Both LaChiusa and director Kirsten Sanderson show a canny knack for putting the first ladies in the most telling situations, times and places. In “Where’s Mamie?” the baby-voiced Mrs. Eisenhower (Alice Playten) greets the audience from her frilly, oversized bed in a pink nightgown that matches everything else in her ridiculously feminine boudoir. “I’m no old Bess Truman with a prune pit for a face,” she sings in a Betty Boop lilt. “I’m no Eleanor Roosevelt — I know my place.”
And her place, audience soon finds out, is firmly second-class, White House or not. “Negroes want to integrate? Fine by me,” she sings naively, soon adding, “I never get involved, publicly or otherwise. That’s the rule.”
The rule is challenged when opera singer Marian Anderson (Priscilla Baskerville), mysteriously appearing in Mamie’s bedroom, begs for the first lady’s intervention in the integration crisis at Little Rock, Ark., and the two women embark on a magical journey back in time to World War II, ostensibly so that Anderson can meet with the future president to warn him of dark days to come.
But the temporal trip has an unexpected result: Mamie witnesses her husband’s rumored affair with his chauffeur, Kay Summersby (Stricklin), and realizes the personal cost of her don’t ask-don’t tell credo.

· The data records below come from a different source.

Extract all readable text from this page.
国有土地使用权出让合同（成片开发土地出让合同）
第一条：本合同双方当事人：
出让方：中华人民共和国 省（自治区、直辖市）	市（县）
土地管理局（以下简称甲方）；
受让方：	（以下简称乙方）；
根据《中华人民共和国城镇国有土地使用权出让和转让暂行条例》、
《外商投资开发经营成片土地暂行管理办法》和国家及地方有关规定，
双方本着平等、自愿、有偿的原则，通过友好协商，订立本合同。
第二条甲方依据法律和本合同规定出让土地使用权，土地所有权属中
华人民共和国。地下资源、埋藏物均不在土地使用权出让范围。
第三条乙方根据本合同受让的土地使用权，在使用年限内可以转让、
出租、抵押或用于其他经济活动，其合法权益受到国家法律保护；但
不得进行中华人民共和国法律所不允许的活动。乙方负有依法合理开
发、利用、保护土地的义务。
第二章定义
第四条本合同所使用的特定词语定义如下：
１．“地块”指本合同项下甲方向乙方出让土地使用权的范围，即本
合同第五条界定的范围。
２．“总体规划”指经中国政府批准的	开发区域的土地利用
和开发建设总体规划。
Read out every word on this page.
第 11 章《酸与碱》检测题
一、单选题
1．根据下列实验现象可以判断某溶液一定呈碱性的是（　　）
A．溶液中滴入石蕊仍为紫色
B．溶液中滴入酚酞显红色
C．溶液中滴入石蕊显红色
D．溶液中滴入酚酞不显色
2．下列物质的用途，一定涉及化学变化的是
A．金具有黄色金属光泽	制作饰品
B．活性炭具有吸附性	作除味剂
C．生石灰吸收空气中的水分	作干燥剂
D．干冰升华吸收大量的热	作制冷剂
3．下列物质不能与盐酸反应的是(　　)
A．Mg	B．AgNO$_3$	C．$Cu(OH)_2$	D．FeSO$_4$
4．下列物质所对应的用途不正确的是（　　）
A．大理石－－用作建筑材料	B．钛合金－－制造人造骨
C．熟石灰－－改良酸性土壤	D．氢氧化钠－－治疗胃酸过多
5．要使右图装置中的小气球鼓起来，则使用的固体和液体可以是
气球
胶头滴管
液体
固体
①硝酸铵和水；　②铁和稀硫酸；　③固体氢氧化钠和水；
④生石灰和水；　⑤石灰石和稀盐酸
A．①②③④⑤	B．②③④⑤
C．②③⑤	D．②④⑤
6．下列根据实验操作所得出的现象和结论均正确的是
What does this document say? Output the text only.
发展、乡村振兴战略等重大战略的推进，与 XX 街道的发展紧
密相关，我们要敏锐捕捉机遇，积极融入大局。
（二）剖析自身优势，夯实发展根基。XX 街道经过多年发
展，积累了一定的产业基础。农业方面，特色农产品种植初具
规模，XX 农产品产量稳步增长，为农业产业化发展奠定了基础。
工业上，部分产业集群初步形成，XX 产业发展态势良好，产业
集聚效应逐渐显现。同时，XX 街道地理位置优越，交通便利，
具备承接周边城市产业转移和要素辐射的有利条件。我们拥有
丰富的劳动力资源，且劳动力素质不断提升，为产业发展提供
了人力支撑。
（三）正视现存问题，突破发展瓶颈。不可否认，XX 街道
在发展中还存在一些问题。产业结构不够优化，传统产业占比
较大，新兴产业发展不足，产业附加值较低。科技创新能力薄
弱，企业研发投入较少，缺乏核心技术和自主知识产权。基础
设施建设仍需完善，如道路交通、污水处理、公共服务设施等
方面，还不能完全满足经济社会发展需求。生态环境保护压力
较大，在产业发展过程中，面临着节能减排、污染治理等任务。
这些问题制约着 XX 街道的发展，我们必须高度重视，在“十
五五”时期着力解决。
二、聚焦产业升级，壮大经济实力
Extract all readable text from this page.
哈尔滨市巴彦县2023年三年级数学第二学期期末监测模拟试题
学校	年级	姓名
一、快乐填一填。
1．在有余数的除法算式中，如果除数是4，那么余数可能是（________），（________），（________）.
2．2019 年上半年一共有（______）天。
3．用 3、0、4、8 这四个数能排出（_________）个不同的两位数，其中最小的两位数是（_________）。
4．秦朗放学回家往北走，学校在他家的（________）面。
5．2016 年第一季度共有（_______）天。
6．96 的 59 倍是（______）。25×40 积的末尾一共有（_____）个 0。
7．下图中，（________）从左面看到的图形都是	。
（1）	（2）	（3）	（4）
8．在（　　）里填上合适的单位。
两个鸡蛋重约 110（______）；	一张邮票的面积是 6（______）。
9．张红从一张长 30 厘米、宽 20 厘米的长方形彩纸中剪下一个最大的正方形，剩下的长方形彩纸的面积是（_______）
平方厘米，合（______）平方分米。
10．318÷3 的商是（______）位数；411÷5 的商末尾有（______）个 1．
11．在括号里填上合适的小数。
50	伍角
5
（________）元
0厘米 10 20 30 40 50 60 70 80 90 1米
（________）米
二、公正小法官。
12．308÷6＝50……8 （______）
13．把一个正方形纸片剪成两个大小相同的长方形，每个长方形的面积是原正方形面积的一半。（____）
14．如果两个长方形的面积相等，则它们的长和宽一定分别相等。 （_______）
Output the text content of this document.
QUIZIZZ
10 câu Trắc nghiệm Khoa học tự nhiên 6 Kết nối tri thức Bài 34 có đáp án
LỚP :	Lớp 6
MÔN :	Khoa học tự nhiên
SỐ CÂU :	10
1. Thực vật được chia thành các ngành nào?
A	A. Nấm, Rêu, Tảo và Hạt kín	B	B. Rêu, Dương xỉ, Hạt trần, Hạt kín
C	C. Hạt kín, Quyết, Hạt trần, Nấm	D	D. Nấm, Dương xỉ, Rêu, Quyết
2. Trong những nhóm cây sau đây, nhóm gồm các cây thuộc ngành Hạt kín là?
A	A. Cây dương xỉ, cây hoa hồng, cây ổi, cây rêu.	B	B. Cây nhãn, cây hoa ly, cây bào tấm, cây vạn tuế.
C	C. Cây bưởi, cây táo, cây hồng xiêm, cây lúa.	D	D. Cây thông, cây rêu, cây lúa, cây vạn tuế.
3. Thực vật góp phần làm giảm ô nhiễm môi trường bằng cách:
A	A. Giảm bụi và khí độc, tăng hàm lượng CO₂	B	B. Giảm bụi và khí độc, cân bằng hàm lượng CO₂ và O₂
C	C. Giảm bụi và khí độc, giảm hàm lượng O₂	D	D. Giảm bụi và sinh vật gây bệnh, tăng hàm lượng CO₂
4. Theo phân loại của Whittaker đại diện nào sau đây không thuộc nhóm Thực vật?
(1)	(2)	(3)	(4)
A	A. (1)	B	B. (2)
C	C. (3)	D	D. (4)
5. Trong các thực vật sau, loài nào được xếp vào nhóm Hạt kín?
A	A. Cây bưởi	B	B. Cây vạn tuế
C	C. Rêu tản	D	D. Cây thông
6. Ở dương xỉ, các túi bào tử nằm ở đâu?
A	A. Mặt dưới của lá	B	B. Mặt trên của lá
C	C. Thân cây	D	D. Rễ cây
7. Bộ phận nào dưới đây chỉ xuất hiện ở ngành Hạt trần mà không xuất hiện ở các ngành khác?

Third up is a 10-minute joke that offers the broadest humor of the musical. Bess Truman (played comically, bordering on cruelly, by David Wasson in drag) reluctantly introduces her musically untalented daughter Margaret (Stricklin) and proceeds to cough, sigh and otherwise interrupt the ear-offending performance that follows. All of which leaves poor Margaret in tears. This plays much funnier than it reads, and despite its short length leaves an indelible image of the no-nonsense Bess.
LaChiusa and Sanderson save the best for last. “Eleanor Sleeps Here” is a fanciful imagining of what occurred during Eleanor’s legendary flight with Amelia Earhart in 1936. In addition to the nation’s first lady and the first lady of aviation, on board is Lorena Hickok (Carol Woods), noted journalist and confidante to the Mrs. Roosevelt. The longstanding rumors of a romantic relationship between Eleanor and the woman she affectionately calls “Hick” are given credence in this tender and comic episode.
Both Eleanor (Carolann Page) and Amelia (Maureen Moore) are relegated to background status as the fiercely independent but hopelessly entranced Hick sings her story. Much more than in LaChiusa’s other portraits, “Eleanor Sleeps Here” offers a fresh, perhaps even revisionist, illustration of its characters. It was Hick, the author alleges, who created the public persona of the free-thinking, progressive Eleanor, much the way Earhart’s husband fueled Amelia’s dubious legend.
The intelligence, poignance and outright humor that runs throughout the vignettes reaches its full potency in the Roosevelt portrait. Its final moments are quite beautiful.
Happily, LaChiusa is as impressive a composer as he is a lyricist, penning catchy pop melodies that make these operettas remarkably accessible. He is abetted by a top-notch cast that sings as well as it acts.
Derek McLane’s whimsical sets, particularly the Lockheed Electra, provide the appropriate canvas for these portraits. Tom Broecker’s costumes and Brian MacDevitt’s lighting are no less pleasing.